A matéria, originalmente publicada pelo veículo norte-americano, revela um cenário alarmante: um ano após cortes significativos no financiamento dos Estados Unidos para programas de HIV, o país africano começa a registrar sinais concretos de retrocesso na resposta à epidemia.
Segundo a reportagem, o impacto das decisões políticas é direto e devastador. Programas de prevenção foram reduzidos, serviços de testagem diminuíram e iniciativas comunitárias praticamente desapareceram — criando um ambiente propício para o ressurgimento da doença em regiões onde antes havia controle.
O texto descreve ainda o colapso gradual de estruturas que haviam sido fortalecidas ao longo de décadas com apoio internacional, especialmente por meio do PEPFAR, considerado o maior esforço global já feito contra uma única doença.

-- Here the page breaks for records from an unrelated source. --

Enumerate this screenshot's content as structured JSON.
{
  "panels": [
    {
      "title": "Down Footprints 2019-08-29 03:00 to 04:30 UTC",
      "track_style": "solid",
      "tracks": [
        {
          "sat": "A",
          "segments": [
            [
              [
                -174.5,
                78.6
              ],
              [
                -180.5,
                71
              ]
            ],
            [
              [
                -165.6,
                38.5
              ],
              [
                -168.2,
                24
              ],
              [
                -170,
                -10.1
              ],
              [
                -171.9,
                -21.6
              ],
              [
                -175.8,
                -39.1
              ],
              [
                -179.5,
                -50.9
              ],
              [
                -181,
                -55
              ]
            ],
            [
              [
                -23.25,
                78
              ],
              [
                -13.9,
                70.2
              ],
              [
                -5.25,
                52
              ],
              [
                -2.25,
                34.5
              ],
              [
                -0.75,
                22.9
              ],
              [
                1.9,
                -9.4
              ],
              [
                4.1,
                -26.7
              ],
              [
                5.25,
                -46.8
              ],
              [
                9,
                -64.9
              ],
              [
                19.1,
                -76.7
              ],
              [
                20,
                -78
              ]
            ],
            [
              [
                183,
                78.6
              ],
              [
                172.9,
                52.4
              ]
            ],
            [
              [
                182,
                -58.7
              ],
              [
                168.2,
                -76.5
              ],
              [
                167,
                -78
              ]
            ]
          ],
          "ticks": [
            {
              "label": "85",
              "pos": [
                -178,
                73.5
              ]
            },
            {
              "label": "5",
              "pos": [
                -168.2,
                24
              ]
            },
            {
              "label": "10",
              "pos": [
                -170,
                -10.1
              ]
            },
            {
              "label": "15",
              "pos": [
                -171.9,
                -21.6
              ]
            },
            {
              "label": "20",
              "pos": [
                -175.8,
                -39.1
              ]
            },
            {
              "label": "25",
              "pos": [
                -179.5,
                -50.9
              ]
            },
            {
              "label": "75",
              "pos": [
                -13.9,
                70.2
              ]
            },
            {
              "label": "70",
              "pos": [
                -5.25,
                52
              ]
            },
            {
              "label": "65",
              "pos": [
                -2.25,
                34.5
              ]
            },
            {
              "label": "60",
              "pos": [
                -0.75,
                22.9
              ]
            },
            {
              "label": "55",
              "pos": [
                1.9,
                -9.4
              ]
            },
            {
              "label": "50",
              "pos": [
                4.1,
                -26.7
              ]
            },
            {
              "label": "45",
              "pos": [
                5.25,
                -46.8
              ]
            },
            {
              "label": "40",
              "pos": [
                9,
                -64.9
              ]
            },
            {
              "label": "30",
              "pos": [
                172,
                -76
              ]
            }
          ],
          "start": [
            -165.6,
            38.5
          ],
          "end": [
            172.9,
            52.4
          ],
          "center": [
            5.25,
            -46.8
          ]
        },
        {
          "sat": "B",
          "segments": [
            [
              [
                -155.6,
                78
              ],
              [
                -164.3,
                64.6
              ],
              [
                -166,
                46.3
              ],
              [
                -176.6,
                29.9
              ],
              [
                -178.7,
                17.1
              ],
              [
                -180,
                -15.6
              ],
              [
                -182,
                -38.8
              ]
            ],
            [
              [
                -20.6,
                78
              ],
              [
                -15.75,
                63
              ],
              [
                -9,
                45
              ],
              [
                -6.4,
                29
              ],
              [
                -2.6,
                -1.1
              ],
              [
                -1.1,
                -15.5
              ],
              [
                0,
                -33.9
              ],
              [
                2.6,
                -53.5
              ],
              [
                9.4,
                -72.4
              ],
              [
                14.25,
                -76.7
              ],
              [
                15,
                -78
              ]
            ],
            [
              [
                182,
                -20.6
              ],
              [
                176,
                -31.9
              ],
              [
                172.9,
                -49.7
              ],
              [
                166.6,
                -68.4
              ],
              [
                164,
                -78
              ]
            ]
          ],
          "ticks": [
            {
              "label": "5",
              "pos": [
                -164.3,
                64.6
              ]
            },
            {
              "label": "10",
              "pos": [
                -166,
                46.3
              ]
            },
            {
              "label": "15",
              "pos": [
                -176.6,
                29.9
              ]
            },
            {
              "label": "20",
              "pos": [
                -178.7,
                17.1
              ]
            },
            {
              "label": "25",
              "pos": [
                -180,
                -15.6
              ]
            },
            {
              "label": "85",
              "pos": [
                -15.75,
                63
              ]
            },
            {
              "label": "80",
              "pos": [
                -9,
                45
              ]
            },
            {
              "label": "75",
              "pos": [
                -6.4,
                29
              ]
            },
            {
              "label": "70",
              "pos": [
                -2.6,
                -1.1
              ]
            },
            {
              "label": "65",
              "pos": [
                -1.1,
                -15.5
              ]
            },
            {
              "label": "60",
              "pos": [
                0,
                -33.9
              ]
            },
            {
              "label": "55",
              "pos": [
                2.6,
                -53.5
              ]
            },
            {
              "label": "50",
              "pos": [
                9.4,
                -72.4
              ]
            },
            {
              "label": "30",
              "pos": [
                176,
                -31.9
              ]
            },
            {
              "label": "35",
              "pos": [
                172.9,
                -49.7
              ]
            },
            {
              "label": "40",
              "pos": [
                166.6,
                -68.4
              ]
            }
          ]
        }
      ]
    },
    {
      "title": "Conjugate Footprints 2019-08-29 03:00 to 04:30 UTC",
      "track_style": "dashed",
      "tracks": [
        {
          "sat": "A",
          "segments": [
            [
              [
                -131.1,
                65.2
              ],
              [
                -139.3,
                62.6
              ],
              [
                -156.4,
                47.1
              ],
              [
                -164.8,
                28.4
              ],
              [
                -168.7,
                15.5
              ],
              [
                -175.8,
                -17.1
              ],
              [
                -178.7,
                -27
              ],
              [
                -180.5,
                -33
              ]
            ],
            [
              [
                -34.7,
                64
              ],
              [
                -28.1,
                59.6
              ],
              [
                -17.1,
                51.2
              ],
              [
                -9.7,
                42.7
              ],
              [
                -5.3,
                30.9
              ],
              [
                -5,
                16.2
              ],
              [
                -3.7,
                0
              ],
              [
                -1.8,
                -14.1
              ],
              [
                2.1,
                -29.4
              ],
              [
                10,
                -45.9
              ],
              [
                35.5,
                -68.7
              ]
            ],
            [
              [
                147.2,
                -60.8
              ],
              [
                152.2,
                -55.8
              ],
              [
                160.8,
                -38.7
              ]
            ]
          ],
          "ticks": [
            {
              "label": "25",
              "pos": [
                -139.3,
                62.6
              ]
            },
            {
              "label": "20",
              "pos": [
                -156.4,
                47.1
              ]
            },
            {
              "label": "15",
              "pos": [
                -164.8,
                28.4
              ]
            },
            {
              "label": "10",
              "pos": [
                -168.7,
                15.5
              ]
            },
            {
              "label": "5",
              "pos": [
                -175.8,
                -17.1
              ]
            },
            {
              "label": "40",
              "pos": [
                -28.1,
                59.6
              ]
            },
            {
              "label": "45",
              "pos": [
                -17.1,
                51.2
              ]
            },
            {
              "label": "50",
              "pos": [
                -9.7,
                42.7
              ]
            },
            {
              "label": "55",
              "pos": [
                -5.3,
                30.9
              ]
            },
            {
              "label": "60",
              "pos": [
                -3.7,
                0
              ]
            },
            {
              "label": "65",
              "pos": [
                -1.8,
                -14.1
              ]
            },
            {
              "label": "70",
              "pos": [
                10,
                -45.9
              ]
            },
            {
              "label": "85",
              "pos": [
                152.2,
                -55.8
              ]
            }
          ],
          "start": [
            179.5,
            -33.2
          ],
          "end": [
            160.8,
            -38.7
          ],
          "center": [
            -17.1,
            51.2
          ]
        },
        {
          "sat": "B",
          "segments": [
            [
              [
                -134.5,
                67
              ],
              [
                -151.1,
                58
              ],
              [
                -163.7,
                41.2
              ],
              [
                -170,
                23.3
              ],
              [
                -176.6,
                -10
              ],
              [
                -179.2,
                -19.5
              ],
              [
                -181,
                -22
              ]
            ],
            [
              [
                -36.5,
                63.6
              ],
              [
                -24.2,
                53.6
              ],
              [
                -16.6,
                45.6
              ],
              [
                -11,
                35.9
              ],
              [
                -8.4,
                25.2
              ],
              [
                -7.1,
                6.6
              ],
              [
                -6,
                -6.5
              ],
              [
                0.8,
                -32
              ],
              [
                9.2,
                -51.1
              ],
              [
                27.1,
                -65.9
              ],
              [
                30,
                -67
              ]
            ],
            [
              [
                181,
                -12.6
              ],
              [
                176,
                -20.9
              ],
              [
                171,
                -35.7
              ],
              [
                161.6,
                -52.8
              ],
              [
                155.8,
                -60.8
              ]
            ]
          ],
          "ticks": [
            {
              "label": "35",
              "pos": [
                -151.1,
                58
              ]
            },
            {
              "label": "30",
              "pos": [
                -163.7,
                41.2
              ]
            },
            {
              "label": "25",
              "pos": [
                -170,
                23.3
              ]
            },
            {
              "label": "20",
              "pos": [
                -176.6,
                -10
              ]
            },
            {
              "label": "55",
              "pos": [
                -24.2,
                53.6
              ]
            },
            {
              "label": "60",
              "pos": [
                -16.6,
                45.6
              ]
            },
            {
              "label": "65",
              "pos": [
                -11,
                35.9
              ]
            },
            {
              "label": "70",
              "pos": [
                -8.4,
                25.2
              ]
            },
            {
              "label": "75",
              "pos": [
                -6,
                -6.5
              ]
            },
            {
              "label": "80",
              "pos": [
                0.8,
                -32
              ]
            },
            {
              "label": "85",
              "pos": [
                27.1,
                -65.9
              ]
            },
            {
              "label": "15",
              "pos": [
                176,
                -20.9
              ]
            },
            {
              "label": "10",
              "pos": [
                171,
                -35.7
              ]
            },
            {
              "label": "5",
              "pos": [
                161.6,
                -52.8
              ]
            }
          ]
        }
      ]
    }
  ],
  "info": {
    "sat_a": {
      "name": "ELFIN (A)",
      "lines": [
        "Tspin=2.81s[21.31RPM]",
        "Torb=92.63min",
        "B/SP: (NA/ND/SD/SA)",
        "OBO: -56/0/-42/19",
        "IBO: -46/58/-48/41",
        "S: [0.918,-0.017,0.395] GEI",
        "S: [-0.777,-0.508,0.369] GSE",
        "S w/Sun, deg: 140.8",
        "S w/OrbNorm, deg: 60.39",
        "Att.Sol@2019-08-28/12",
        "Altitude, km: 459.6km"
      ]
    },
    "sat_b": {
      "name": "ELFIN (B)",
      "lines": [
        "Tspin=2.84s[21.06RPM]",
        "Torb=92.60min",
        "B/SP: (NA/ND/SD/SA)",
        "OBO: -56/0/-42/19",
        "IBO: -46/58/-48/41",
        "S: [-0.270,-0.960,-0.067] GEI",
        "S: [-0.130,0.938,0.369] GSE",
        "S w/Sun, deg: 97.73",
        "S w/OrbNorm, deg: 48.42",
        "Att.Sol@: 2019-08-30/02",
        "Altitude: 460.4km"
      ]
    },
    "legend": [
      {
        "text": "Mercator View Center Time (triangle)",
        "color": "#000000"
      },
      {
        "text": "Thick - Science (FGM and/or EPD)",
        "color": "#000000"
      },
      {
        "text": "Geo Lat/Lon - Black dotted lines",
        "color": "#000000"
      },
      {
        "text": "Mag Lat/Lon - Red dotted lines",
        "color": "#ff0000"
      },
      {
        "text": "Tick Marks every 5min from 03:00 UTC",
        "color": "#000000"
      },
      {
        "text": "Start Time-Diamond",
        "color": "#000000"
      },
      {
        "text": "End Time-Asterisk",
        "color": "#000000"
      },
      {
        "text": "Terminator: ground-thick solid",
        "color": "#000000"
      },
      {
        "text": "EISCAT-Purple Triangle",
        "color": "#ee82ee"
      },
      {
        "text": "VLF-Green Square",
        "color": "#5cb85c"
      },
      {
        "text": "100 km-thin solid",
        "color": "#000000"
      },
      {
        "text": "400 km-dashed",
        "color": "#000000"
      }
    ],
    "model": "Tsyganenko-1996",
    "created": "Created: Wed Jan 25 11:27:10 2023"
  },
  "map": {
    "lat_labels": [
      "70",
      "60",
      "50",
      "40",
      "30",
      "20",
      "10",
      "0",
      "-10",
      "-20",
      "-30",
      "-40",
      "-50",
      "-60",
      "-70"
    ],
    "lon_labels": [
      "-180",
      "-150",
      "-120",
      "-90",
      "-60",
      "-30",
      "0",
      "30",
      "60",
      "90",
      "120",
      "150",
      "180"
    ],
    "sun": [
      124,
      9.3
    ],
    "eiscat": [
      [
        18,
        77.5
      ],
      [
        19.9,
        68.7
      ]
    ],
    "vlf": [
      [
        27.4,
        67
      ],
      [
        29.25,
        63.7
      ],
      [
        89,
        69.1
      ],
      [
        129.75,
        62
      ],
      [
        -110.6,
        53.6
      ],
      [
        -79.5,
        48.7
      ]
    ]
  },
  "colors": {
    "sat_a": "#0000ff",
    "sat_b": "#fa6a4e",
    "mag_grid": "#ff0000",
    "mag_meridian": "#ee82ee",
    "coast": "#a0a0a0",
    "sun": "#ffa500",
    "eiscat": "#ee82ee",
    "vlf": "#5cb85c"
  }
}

Em algumas localidades da Zâmbia, médicos relatam aumento expressivo de casos graves e mortes relacionadas à aids — um cenário que havia sido drasticamente reduzido nos últimos anos. A reportagem aponta que clínicas enfrentam falta de recursos, interrupção de tratamentos e dificuldade para alcançar populações vulneráveis.
Além do impacto sanitário, o conteúdo também expõe tensões geopolíticas. Há críticas de que a assistência internacional dos EUA passou a ser condicionada a interesses estratégicos, como acesso a recursos minerais, o que tem gerado impasses diplomáticos e incertezas sobre a continuidade do financiamento.
Ao destacar o tema, o Estadão amplia o alcance de um alerta que vai além da África: especialistas temem que o enfraquecimento de políticas globais de combate ao HIV comprometa décadas de avanços e coloque milhões de pessoas em risco.